Since 2016, blockchain analysis firms including Elliptic, Chainalysis and California-based Cipher Trace have won contracts with US government agencies including the FBI and Drug Enforcement Administration, according to a database of US government contracts.
While the hack is thought to be one of the largest in history, experts have warned that Twitter was ‘extremely lucky’ the hackers appeared to only be after money and that it ‘could have been much worse’.
‘This appears to be the worst hack of a major social media platform yet,’ said Dmitri Alperovitch, who co-founded cybersecurity company CrowdStrike.
One intelligence official who spoke to the New York Times said the thought of anyone getting access to the accounts of world leaders was ‘scary’.
Other officials said that an ‘amatuerish’ individual was likely behind the attack rather than a state, but warned North Korea, Russia, and China – all of which have state-level hacking operations – could exploit the flaws it exposed.
Had the breach been carried out by a foreign state, the officials said, then the stock market would have been a prime target.
Elon Musk managed to cause ‘significant disruption’ to markets himself back in 2018 when he tweeted that he was thinking of making Tesla a private company. It caused Tesla’s stock price to jump by six per cent – meaning hackers with control over his account could have easily used it to influence markets again.
The accounts of Bill Gates and Jeff Bezos could have been used in a similar way.
Meanwhile Adam Conner, vice president for technology policy at the Center for American Progress, warned that seizing control of the accounts of politicians such as Biden could have serious consequences for the upcoming US elections.
‘This is bad on July 15 but would be infinitely worse on November 3rd,’ he tweeted.
US lawmakers are now demanding an explanation from Twitter.
Republican Senator Josh Hawley, a tech critic, sent a letter to Dorsey, demanding more answers on the impact and scope of the breach.
‘Millions of your users rely on your service not just to tweet publicly but also to communicate privately through your direct message service,’ he wrote.
‘A successful attack on your system’s servers represents a threat to all of your users’ privacy and data security.’
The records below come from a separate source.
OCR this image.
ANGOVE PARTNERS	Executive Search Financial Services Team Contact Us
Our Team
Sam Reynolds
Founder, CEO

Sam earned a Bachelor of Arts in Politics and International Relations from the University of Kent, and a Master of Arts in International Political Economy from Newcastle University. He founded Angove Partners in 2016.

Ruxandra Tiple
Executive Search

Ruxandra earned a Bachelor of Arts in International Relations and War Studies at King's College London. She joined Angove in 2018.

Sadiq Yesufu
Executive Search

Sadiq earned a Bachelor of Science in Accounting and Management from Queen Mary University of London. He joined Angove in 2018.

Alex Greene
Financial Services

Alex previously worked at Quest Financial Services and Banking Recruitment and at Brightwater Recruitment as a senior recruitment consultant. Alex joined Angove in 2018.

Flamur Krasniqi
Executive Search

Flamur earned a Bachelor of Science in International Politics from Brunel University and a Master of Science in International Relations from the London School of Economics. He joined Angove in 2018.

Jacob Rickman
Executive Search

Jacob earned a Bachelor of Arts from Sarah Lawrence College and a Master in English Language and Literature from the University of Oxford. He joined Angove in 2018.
Frank Pallone, a Democrat who chairs the House Energy and Commerce Committee that oversees a sizeable portion of US tech policy, said in a tweet the company ‘needs to explain how all of these prominent accounts were hacked.’
‘While this scheme appears financially motivated…imagine if these bad actors had a different intent to use powerful voices to spread disinformation to potentially interfere with our elections, disrupt the stock market, or upset our international relations,’ Senator Ed Markey, a Democrat, said in a statement.
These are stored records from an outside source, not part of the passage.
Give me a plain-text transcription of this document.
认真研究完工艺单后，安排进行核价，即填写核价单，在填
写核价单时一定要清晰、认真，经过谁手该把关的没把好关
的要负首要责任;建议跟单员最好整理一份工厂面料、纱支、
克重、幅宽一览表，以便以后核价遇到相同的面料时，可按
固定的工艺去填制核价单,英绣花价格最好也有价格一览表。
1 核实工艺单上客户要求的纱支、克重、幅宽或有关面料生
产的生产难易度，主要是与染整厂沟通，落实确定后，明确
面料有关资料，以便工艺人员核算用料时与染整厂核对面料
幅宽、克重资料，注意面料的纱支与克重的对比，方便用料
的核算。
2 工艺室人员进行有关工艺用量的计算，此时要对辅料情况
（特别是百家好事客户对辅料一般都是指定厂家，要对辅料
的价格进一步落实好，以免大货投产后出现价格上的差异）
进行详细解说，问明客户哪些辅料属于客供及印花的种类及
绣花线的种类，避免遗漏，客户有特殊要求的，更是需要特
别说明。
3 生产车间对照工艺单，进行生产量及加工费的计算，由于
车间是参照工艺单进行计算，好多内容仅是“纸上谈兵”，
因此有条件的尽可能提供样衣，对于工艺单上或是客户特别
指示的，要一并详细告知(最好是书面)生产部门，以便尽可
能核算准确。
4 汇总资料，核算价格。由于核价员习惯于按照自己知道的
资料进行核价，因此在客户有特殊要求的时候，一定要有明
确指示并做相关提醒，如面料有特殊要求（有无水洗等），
The breach is certain to refocus attention in Washington on social media companies, which have already attracted the concern of critics on both the left and the right because of their vast reach, security and privacy policies, and impact on political discourse.
Other political figures impacted in Wednesday’s attack included Rep. Alexandria Ocasio-Cortez and former Democratic presidential candidate Mike Bloomberg.
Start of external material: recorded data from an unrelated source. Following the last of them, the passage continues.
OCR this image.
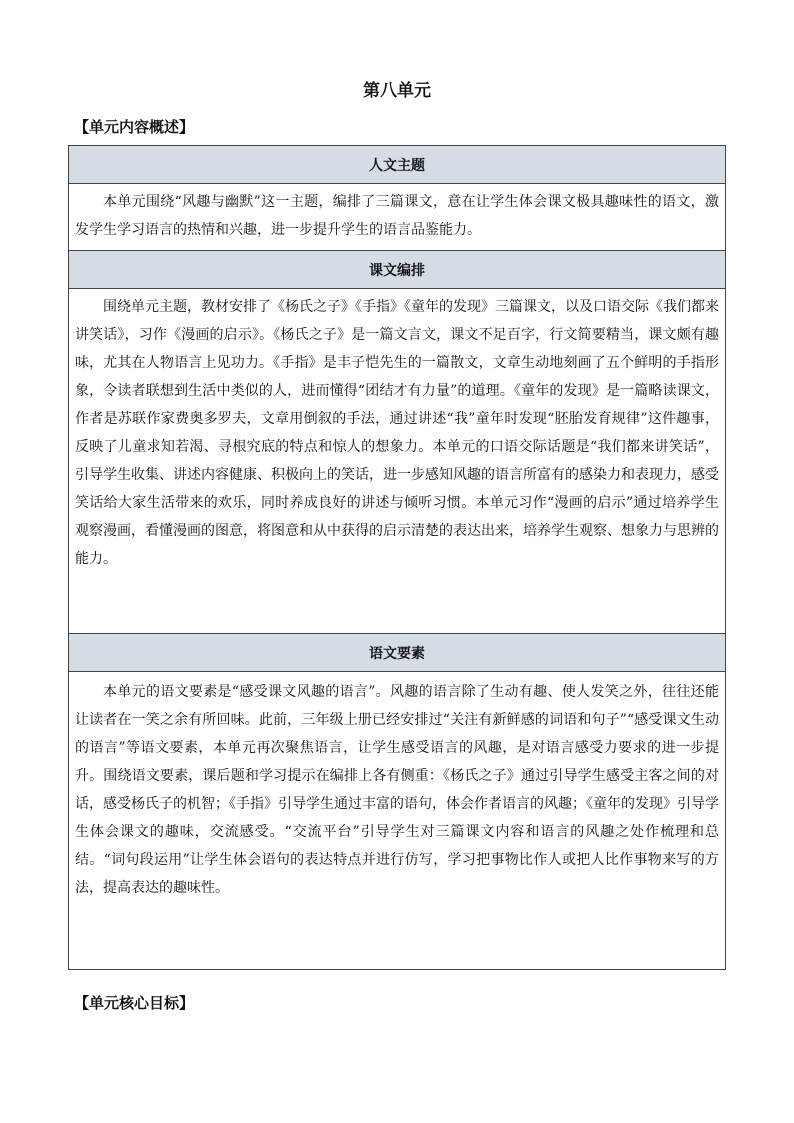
第八单元
【单元内容概述】
人文主题
本单元围绕“风趣与幽默”这一主题，编排了三篇课文，意在让学生体会课文极具趣味性的语文，激发学生学习语言的热情和兴趣，进一步提升学生的语言品鉴能力。
课文编排
围绕单元主题，教材安排了《杨氏之子》《手指》《童年的发现》三篇课文，以及口语交际《我们都来讲笑话》，习作《漫画的启示》。《杨氏之子》是一篇文言文，课文不足百字，行文简要精当，课文颇有趣味，尤其在人物语言上见功力。《手指》是丰子恺先生的一篇散文，文章生动地刻画了五个鲜明的手指形象，令读者联想到生活中类似的人，进而懂得“团结才有力量”的道理。《童年的发现》是一篇略读课文，作者是苏联作家费奥多罗夫，文章用倒叙的手法，通过讲述“我”童年时发现“胚胎发育规律”这件趣事，反映了儿童求知若渴、寻根究底的特点和惊人的想象力。本单元的口语交际话题是“我们都来讲笑话”，引导学生收集、讲述内容健康、积极向上的笑话，进一步感知风趣的语言所富有的感染力和表现力，感受笑话给大家生活带来的欢乐，同时养成良好的讲述与倾听习惯。本单元习作“漫画的启示”通过培养学生观察漫画，看懂漫画的图意，将图意和从中获得的启示清楚的表达出来，培养学生观察、想象力与思辨的能力。
语文要素
本单元的语文要素是“感受课文风趣的语言”。风趣的语言除了生动有趣、使人发笑之外，往往还能让读者在一笑之余有所回味。此前，三年级上册已经安排过“关注有新鲜感的词语和句子”“感受课文生动的语言”等语文要素，本单元再次聚焦语言，让学生感受语言的风趣，是对语言感受力要求的进一步提升。围绕语文要素，课后题和学习提示在编排上各有侧重：《杨氏之子》通过引导学生感受主客之间的对话，感受杨氏子的机智；《手指》引导学生通过丰富的语句，体会作者语言的风趣；《童年的发现》引导学生体会课文的趣味，交流感受。“交流平台”引导学生对三篇课文内容和语言的风趣之处作梳理和总结。“词句段运用”让学生体会语句的表达特点并进行仿写，学习把事物比作人或把人比作事物来写的方法，提高表达的趣味性。
【单元核心目标】
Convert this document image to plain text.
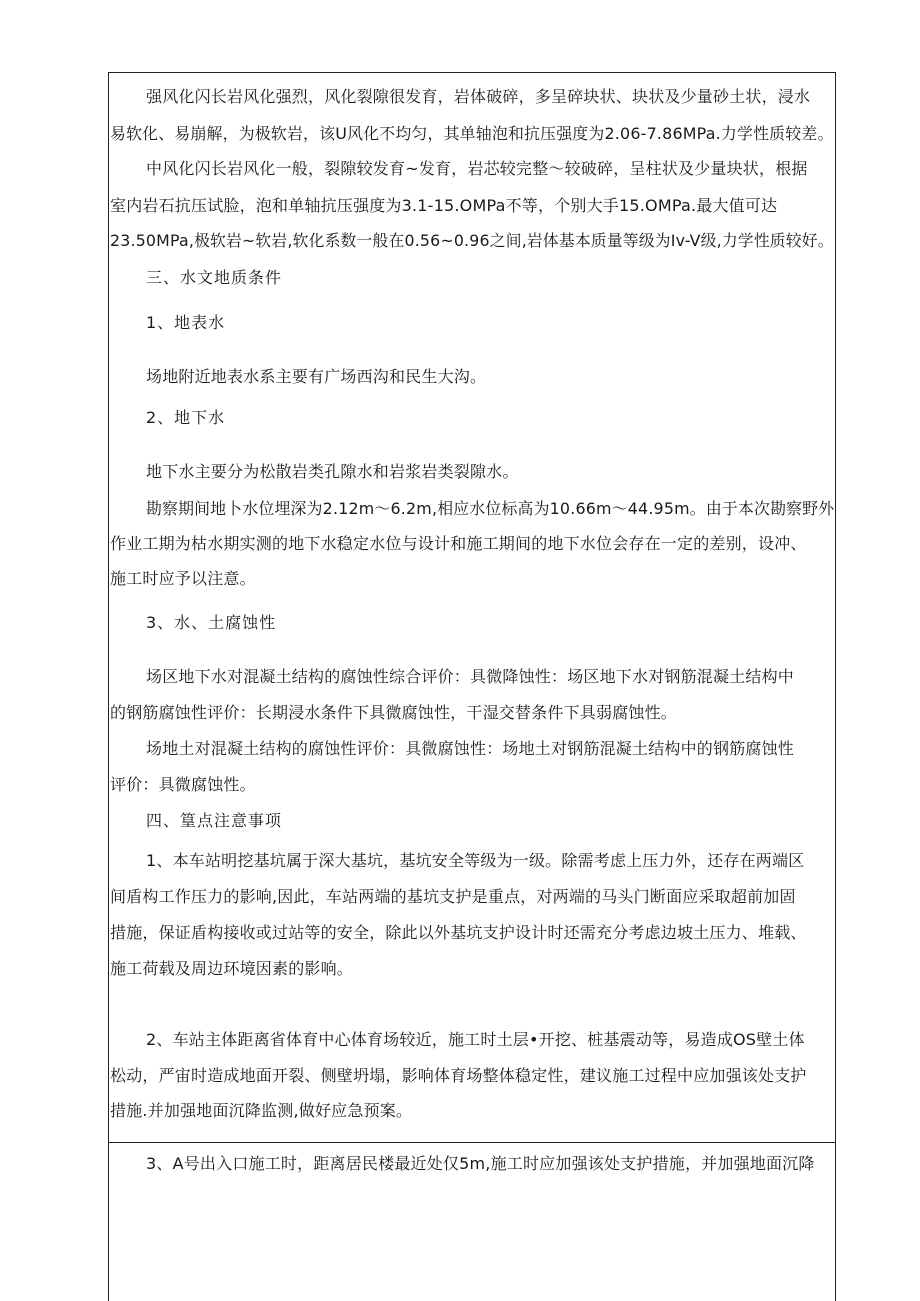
强风化闪长岩风化强烈，风化裂隙很发育，岩体破碎，多呈碎块状、块状及少量砂土状，浸水
易软化、易崩解，为极软岩，该U风化不均匀，其单轴泡和抗压强度为2.06-7.86MPa.力学性质较差。
中风化闪长岩风化一般，裂隙较发育~发育，岩芯较完整～较破碎，呈柱状及少量块状，根据
室内岩石抗压试脸，泡和单轴抗压强度为3.1-15.OMPa不等，个别大手15.OMPa.最大值可达
23.50MPa,极软岩~软岩,软化系数一般在0.56~0.96之间,岩体基本质量等级为Iv-V级,力学性质较好。
三、水文地质条件
1、地表水
场地附近地表水系主要有广场西沟和民生大沟。
2、地下水
地下水主要分为松散岩类孔隙水和岩浆岩类裂隙水。
勘察期间地卜水位埋深为2.12m～6.2m,相应水位标高为10.66m～44.95m。由于本次勘察野外
作业工期为枯水期实测的地下水稳定水位与设计和施工期间的地下水位会存在一定的差别，设冲、
施工时应予以注意。
3、水、土腐蚀性
场区地下水对混凝土结构的腐蚀性综合评价：具微降蚀性：场区地下水对钢筋混凝土结构中
的钢筋腐蚀性评价：长期浸水条件下具微腐蚀性，干湿交替条件下具弱腐蚀性。
场地土对混凝土结构的腐蚀性评价：具微腐蚀性：场地土对钢筋混凝土结构中的钢筋腐蚀性
评价：具微腐蚀性。
四、篁点注意事项
1、本车站明挖基坑属于深大基坑，基坑安全等级为一级。除需考虑上压力外，还存在两端区
间盾构工作压力的影响,因此，车站两端的基坑支护是重点，对两端的马头门断面应采取超前加固
措施，保证盾构接收或过站等的安全，除此以外基坑支护设计时还需充分考虑边坡土压力、堆载、
施工荷载及周边环境因素的影响。
2、车站主体距离省体育中心体育场较近，施工时土层•开挖、桩基震动等，易造成OS壁土体
松动，严宙时造成地面开裂、侧壁坍塌，影响体育场整体稳定性，建议施工过程中应加强该处支护
措施.并加强地面沉降监测,做好应急预案。
3、A号出入口施工时，距离居民楼最近处仅5m,施工时应加强该处支护措施，并加强地面沉降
Of the politicians affected by the breach, all appeared to be Democrats.
President Trump’s account, a high-profile target, was not affected.
It is possible that Twitter has additional restrictions on the accounts of world leaders that make it impossible for most of its own employees to access them.
Trump has been embroiled in a feud with Twitter in recent months, after the social media site began slapping warning and fact-checking labels on some of the president’s tweets.
Following Wednesday’s breach, Biden’s campaign was ‘in touch’ with Twitter, according to a person familiar with the matter.
The person said the company had locked down the Democrat’s account ‘immediately following the breach and removed the related tweet.’